Are We Ready for the Conversation?

In 1997, GATTACA premiered, starring Ethan Hawke, Uma Thurman, and Jude Law, all at a peak moment—Thurman was coming off Pulp Fiction, no less. The movie imagines a dystopian future where part of society (“the valid”) is genetically engineered to be long-lived, competent, and optimized, while the “invalid” arrive in the world the old-fashioned way.

What drives me crazy about the film is that in this dystopia, space travel is routine. The dream of the “invalid” protagonist is to pilot spaceships—a job reserved for the “valid.” Meanwhile, genetic manipulation is treated as normal. Today, almost 30 years after the film, regular space travel still feels far away, but genetic manipulation is right around the corner.

In the movie, there are also little machines that tell you whether you’re suitable or not—meaning they read your genome in seconds. That was unthinkable back then and is everyday life now. We could talk about the ethical dilemmas of 23andMe and how we hand over extremely valuable information, but we’ll save that for next time.

And it’s not all dystopias and embryo manipulation to make people smarter or, I don’t know, blond. There are hundreds of diseases that could potentially be treated with this technique. For instance, if someone has a genetic condition, cells could be extracted from that person, edited, and reintroduced “corrected,” in a way that wouldn’t be passed down to future generations. The person could be cured.

There are also close to 400 companies aggressively patenting all kinds of CRISPR-related technologies to implement someday. In other words: hundreds of companies building toward something that, in many ways, still isn’t fully here. But the eugenics implied by GATTACA—and much worse—is also a real possibility now, more than at any other point in human history.
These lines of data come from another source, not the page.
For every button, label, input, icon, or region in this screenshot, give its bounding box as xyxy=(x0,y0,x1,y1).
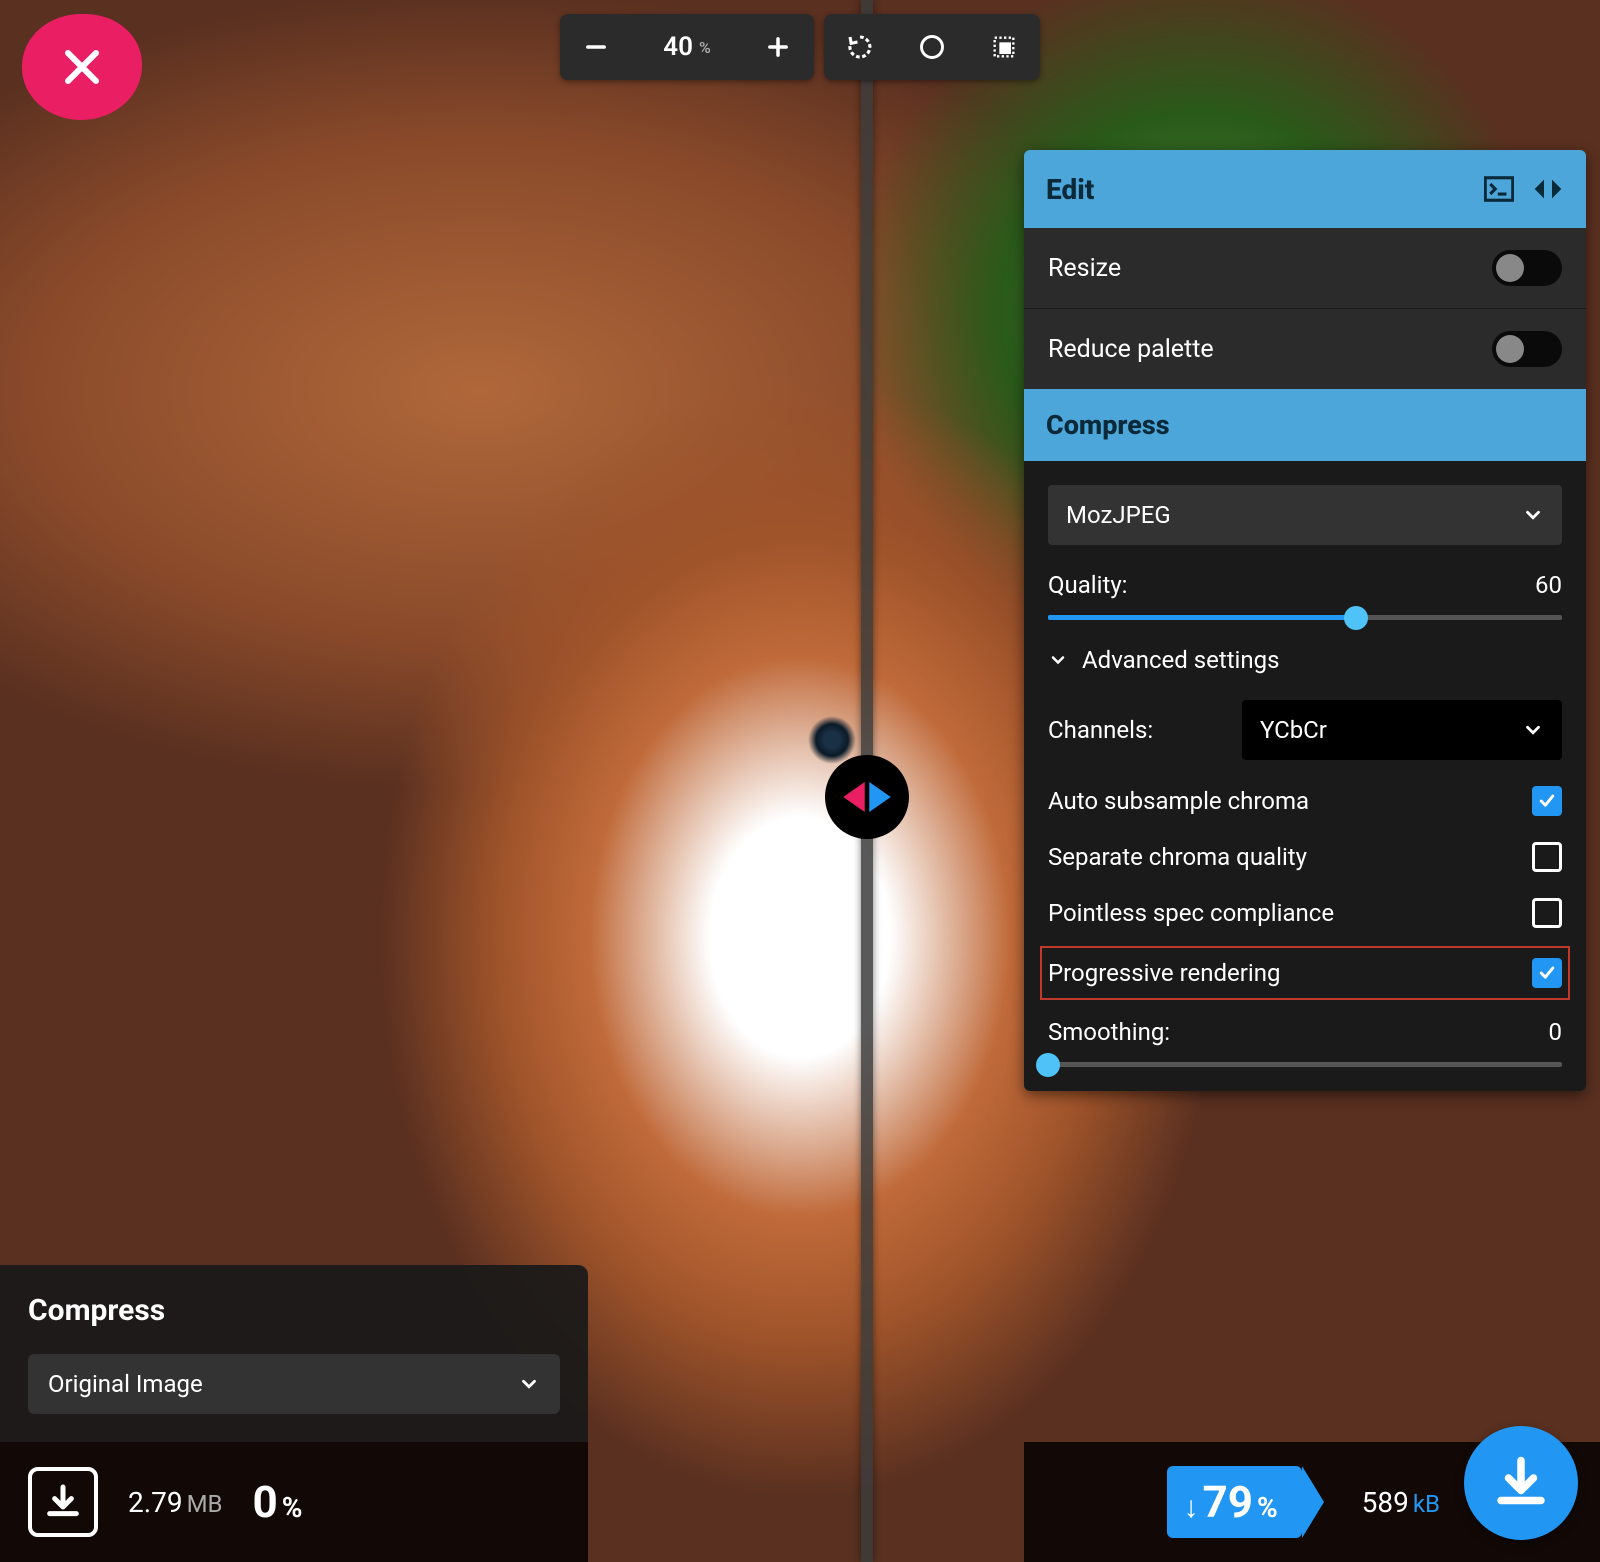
right-filesize-unit: kB xyxy=(1413,1490,1440,1518)
pointless-spec-label: Pointless spec compliance xyxy=(1048,899,1334,927)
zoom-in-button[interactable] xyxy=(742,14,814,80)
zoom-percent-symbol: % xyxy=(699,38,711,57)
zoom-out-button[interactable] xyxy=(560,14,632,80)
original-toggle-button[interactable] xyxy=(896,14,968,80)
channels-select[interactable]: YCbCr xyxy=(1242,700,1562,760)
compress-body: MozJPEG Quality: 60 Advanced settings Ch… xyxy=(1024,461,1586,1091)
quality-label: Quality: xyxy=(1048,571,1128,599)
channels-row: Channels: YCbCr xyxy=(1048,700,1562,760)
reduce-palette-row: Reduce palette xyxy=(1024,308,1586,389)
down-arrow-icon: ↓ xyxy=(1183,1490,1198,1525)
pointless-spec-row: Pointless spec compliance xyxy=(1048,898,1562,928)
quality-slider[interactable] xyxy=(1048,615,1562,620)
progressive-rendering-checkbox[interactable] xyxy=(1532,958,1562,988)
chevron-down-icon xyxy=(518,1373,540,1395)
zoom-value[interactable]: 40 % xyxy=(632,14,742,80)
right-filesize: 589kB xyxy=(1362,1486,1440,1519)
resize-label: Resize xyxy=(1048,254,1121,283)
chevron-down-icon xyxy=(1522,719,1544,741)
left-reduction-pct: % xyxy=(282,1491,303,1524)
rotate-icon xyxy=(845,32,875,62)
channels-value: YCbCr xyxy=(1260,716,1327,744)
left-filesize-unit: MB xyxy=(187,1490,223,1518)
left-filesize-value: 2.79 xyxy=(128,1486,183,1519)
smoothing-slider[interactable] xyxy=(1048,1062,1562,1067)
channels-label: Channels: xyxy=(1048,716,1153,744)
circle-icon xyxy=(918,33,946,61)
separate-chroma-label: Separate chroma quality xyxy=(1048,843,1307,871)
zoom-value-text: 40 xyxy=(663,32,693,62)
plus-icon xyxy=(764,33,792,61)
minus-icon xyxy=(582,33,610,61)
left-compress-panel: Compress Original Image xyxy=(0,1265,588,1442)
codec-select[interactable]: MozJPEG xyxy=(1048,485,1562,545)
advanced-settings-toggle[interactable]: Advanced settings xyxy=(1048,646,1562,674)
resize-row: Resize xyxy=(1024,228,1586,308)
download-right-button[interactable] xyxy=(1464,1426,1578,1540)
bottom-left-bar: 2.79MB 0% xyxy=(0,1442,588,1562)
compare-divider[interactable] xyxy=(861,0,873,1562)
right-reduction-value: 79 xyxy=(1202,1476,1253,1528)
compress-header: Compress xyxy=(1024,389,1586,461)
left-panel-title: Compress xyxy=(28,1293,560,1328)
advanced-settings-label: Advanced settings xyxy=(1082,646,1280,674)
auto-subsample-row: Auto subsample chroma xyxy=(1048,786,1562,816)
download-left-button[interactable] xyxy=(28,1467,98,1537)
copy-across-icon[interactable] xyxy=(1532,176,1564,202)
left-codec-select[interactable]: Original Image xyxy=(28,1354,560,1414)
background-toggle-button[interactable] xyxy=(968,14,1040,80)
check-icon xyxy=(1537,791,1557,811)
right-filesize-value: 589 xyxy=(1362,1486,1409,1519)
triangle-right-icon xyxy=(869,782,891,812)
smoothing-label: Smoothing: xyxy=(1048,1018,1170,1046)
separate-chroma-row: Separate chroma quality xyxy=(1048,842,1562,872)
progressive-rendering-row: Progressive rendering xyxy=(1048,954,1562,992)
background-icon xyxy=(990,33,1018,61)
separate-chroma-checkbox[interactable] xyxy=(1532,842,1562,872)
reduce-palette-label: Reduce palette xyxy=(1048,335,1214,364)
edit-header-title: Edit xyxy=(1046,173,1094,206)
top-toolbar: 40 % xyxy=(560,14,1040,80)
close-button[interactable] xyxy=(22,14,142,120)
left-reduction-value: 0 xyxy=(253,1476,278,1528)
compress-header-title: Compress xyxy=(1046,409,1170,441)
rotate-button[interactable] xyxy=(824,14,896,80)
check-icon xyxy=(1537,963,1557,983)
chevron-down-icon xyxy=(1522,504,1544,526)
left-codec-value: Original Image xyxy=(48,1370,203,1398)
zoom-group: 40 % xyxy=(560,14,814,80)
reduce-palette-toggle[interactable] xyxy=(1492,331,1562,367)
smoothing-slider-thumb[interactable] xyxy=(1036,1053,1060,1077)
cli-icon[interactable] xyxy=(1484,176,1514,202)
edit-header: Edit xyxy=(1024,150,1586,228)
auto-subsample-checkbox[interactable] xyxy=(1532,786,1562,816)
triangle-left-icon xyxy=(843,782,865,812)
codec-value: MozJPEG xyxy=(1066,501,1171,529)
right-reduction-badge: ↓ 79 % xyxy=(1167,1466,1301,1538)
smoothing-row: Smoothing: 0 xyxy=(1048,1018,1562,1067)
resize-toggle[interactable] xyxy=(1492,250,1562,286)
smoothing-value[interactable]: 0 xyxy=(1549,1018,1563,1046)
quality-row: Quality: 60 xyxy=(1048,571,1562,620)
pointless-spec-checkbox[interactable] xyxy=(1532,898,1562,928)
view-group xyxy=(824,14,1040,80)
right-options-panel: Edit Resize Reduce palette Compress MozJ… xyxy=(1024,150,1586,1091)
left-reduction: 0% xyxy=(253,1476,303,1528)
download-icon xyxy=(43,1482,83,1522)
progressive-rendering-label: Progressive rendering xyxy=(1048,959,1280,987)
close-icon xyxy=(58,43,106,91)
quality-value[interactable]: 60 xyxy=(1535,571,1562,599)
left-filesize: 2.79MB xyxy=(128,1486,223,1519)
download-icon xyxy=(1491,1453,1551,1513)
right-reduction-pct: % xyxy=(1257,1491,1278,1524)
auto-subsample-label: Auto subsample chroma xyxy=(1048,787,1309,815)
quality-slider-thumb[interactable] xyxy=(1344,606,1368,630)
compare-handle[interactable] xyxy=(825,755,909,839)
chevron-down-icon xyxy=(1048,650,1068,670)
So the question is whether we’ll be able to use this revolutionary technology for the good of humanity without screwing it up. I think we’ll screw it up a little and solve problems a little, as always. What’s certain is that this is already happening, and there’s no stopping it.

Doudna and Charpentier won the Nobel Prize in 2020. The poor Spaniard got nothing. In the early 1990s, he was a bit lost—and now we’re all a bit lost. In the end, it’s humanity.